VIDEODEFECOGRAFIA COMPUTADORIZADA: NOVA TÉCNICA DE EXAME SEM RADIOGRAFIAS

CARLOS WALTER SOBRADO - TSBCP
CARLOS EDUARDO FONSECA PIRES
SERGIO EDUARDO ALONSO ARAÚJO -TSBCP
EDSON AMARO
ANGELITA HABR-GAMA-TSBCP
DESIDÉRIO ROBERTO KISS -TSBCP


SOBRADO CW, PIRES CEF, ARAÚJO SEA, AMARO E, HABR-GAMA A, KISS DR. Videodefecografia computadorizada: Nova técnica de exame sem radiografias. Rev bras Coloproct, 2002;22(4):248-251 

RESUMO : Resumo: Nas últimas décadas tem-se observado aumento no interesse pelo exame da defecografia para estudo da fisiologia e avaliação de distúrbios colorretais. A defecografia consiste em registrar, por meio de fluoroscopia e radiografias estáticas, diferentes situações da dinâmica anorretal: contração, repouso e evacuação. No método convencional, as radiografias são utilizadas para o cálculo de diversos parâmetros, tendo em vista as dificuldades em se obterem estes registros pelo uso da fluoroscopia. O presente trabalho propõe um novo método para medição dos parâmetros analisados pela defecografia, utilizando-se de um computador, expondo o paciente a menor radiação quando comparado ao método convencional.Dez indivíduos voluntários sem queixas colo-proctológicas foram submetidos ao exame de defecografia, quando foram obtidas, pelo método convencional (por meio de radiografias) e pelo método por computador (apenas vídeo), as seguintes medidas: ângulo anorretal, junção anorretal, comprimento do músculo puborretal, comprimento do canal anal; e grau de abertura do ânus, em cada uma das fases do exame. As avaliações e análises dos parâmetros defecográficos acima descritos, foram realizadas por dois observadores médicos independentes.
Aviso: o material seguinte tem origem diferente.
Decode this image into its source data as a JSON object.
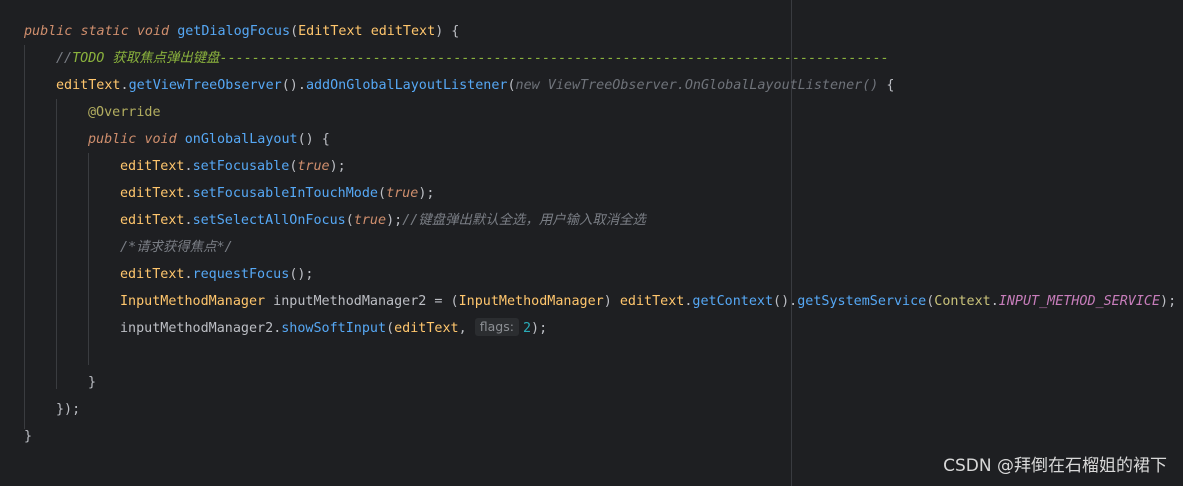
{
  "code": {
    "l1": {
      "kw1": "public",
      "kw2": "static",
      "kw3": "void",
      "method": "getDialogFocus",
      "open": "(",
      "type": "EditText",
      "space": " ",
      "param": "editText",
      "close": ") {"
    },
    "l2": {
      "comment_prefix": "//",
      "todo": "TODO 获取焦点弹出键盘-----------------------------------------------------------------------------------"
    },
    "l3": {
      "var": "editText",
      "dot1": ".",
      "m1": "getViewTreeObserver",
      "p1": "().",
      "m2": "addOnGlobalLayoutListener",
      "p2": "(",
      "hint": "new ViewTreeObserver.OnGlobalLayoutListener()",
      "p3": " {"
    },
    "l4": {
      "anno": "@Override"
    },
    "l5": {
      "kw1": "public",
      "kw2": "void",
      "method": "onGlobalLayout",
      "rest": "() {"
    },
    "l6": {
      "var": "editText",
      "dot": ".",
      "method": "setFocusable",
      "open": "(",
      "val": "true",
      "close": ");"
    },
    "l7": {
      "var": "editText",
      "dot": ".",
      "method": "setFocusableInTouchMode",
      "open": "(",
      "val": "true",
      "close": ");"
    },
    "l8": {
      "var": "editText",
      "dot": ".",
      "method": "setSelectAllOnFocus",
      "open": "(",
      "val": "true",
      "close": ");",
      "comment": "//键盘弹出默认全选，用户输入取消全选"
    },
    "l9": {
      "comment": "/*请求获得焦点*/"
    },
    "l10": {
      "var": "editText",
      "dot": ".",
      "method": "requestFocus",
      "rest": "();"
    },
    "l11": {
      "type": "InputMethodManager",
      "name": " inputMethodManager2 = (",
      "cast": "InputMethodManager",
      "c2": ") ",
      "var": "editText",
      "dot": ".",
      "m1": "getContext",
      "p1": "().",
      "m2": "getSystemService",
      "p2": "(",
      "ctx": "Context",
      "dot2": ".",
      "const": "INPUT_METHOD_SERVICE",
      "end": ");"
    },
    "l12": {
      "name": "inputMethodManager2",
      "dot": ".",
      "method": "showSoftInput",
      "open": "(",
      "var": "editText",
      "comma": ", ",
      "hint": "flags:",
      "num": "2",
      "close": ");"
    },
    "l14": {
      "text": "}"
    },
    "l15": {
      "text": "});"
    },
    "l16": {
      "text": "}"
    }
  },
  "watermark": "CSDN @拜倒在石榴姐的裙下",
  "colors": {
    "background": "#1e1f22",
    "keyword": "#cf8e6d",
    "method": "#56a8f5",
    "field": "#ffc66d",
    "comment": "#7a7e85",
    "todo": "#8bb33d"
  }
}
Os resultados obtidos, após análise estatística, comprovaram a equivalência do método da videodefecografia computadorizada com o método convencional.O método de defecografia computadorizada é eficiente para medir os parâmetros da defecografia, utilizando apenas das imagens visualizadas pela fluoroscopia e, portanto, questiona-se a necessidade da realização das radiografias no exame de defecografia, o que torna o mesmo mais demorado e expõe o paciente a uma maior dose de radiação, ressaltando que, na maioria das vezes, são pacientes do sexo feminino e na idade reprodutiva.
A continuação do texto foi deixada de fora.